Eleven years ago, the United Nations set aside February 6 as the day each year for all of us to reaffirm our commitment to eradicate Female Genital Mutilation/Cutting and stand in solidarity with the women and girls forced to suffer its unspeakable consequences.
The facts must shock every conscience into action. All told, about 120 to 140 million women in countries around the world have undergone FGM/C and another 3 million girls are at risk each year. Just as gender-based violence knows no boundaries, this tragedy spans the globe, including among many migrant communities in the United States.
These aren't just statistics. They're a challenge to the decency of every single one of us.

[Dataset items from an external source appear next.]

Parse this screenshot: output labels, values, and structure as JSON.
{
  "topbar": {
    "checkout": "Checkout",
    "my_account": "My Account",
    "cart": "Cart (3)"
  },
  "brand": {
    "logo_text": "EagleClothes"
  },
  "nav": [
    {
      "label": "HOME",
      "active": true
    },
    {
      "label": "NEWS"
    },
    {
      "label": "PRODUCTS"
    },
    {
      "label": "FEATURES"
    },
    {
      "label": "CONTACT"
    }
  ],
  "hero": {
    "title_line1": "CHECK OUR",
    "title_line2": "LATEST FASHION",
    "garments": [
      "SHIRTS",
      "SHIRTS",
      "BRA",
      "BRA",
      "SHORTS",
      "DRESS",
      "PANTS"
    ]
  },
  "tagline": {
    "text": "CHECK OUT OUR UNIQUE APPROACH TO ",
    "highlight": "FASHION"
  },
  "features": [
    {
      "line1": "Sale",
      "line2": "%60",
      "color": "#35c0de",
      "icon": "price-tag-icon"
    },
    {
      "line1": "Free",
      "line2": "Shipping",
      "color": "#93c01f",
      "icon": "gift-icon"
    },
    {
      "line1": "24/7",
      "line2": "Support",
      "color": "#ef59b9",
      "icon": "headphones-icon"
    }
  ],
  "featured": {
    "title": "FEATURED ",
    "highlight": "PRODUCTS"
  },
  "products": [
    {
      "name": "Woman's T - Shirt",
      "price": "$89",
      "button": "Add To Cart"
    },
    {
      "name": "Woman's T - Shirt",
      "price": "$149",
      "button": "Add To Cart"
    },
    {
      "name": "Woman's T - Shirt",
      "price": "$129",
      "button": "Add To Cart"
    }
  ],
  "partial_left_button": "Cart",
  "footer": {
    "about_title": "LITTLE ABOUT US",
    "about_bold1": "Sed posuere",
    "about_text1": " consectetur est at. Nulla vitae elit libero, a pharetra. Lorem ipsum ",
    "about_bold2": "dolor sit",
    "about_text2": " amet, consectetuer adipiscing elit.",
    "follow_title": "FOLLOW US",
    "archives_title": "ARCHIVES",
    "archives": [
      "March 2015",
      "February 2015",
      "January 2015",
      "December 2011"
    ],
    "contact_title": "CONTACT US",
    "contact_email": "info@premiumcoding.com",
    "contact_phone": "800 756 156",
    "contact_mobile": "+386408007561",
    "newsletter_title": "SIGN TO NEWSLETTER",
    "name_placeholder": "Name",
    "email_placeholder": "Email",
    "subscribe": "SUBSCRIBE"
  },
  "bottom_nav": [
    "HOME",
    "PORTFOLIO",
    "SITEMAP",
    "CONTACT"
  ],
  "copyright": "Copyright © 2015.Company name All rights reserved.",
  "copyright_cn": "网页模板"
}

These are real people -- little girls, some younger than 10 years old -- daughters, sisters, and wives - subjected to this horrific practice.
The United States is committed to stemming the tide of this gross injustice and to improving healthcare for women and children suffering from the consequences.
Ultimately, real change is driven from within. There have been encouraging signs of progress in several countries, but make no mistake: more must be done.
That's why the United States supports programs that work with local communities to eradicate FGM/C globally. Community-based approaches that marshal the collective action of village leaders, elders, and religious figures have proven to be the most effective response to this sensitive issue.
The United States believes that all people deserve to live in dignity and without fear of gender-based violence. We must have zero tolerance for anything less.
Human rights are universal--not negotiable--and the United States will continue to stand up for the fundamental worth of every human being--this day and every day the world over.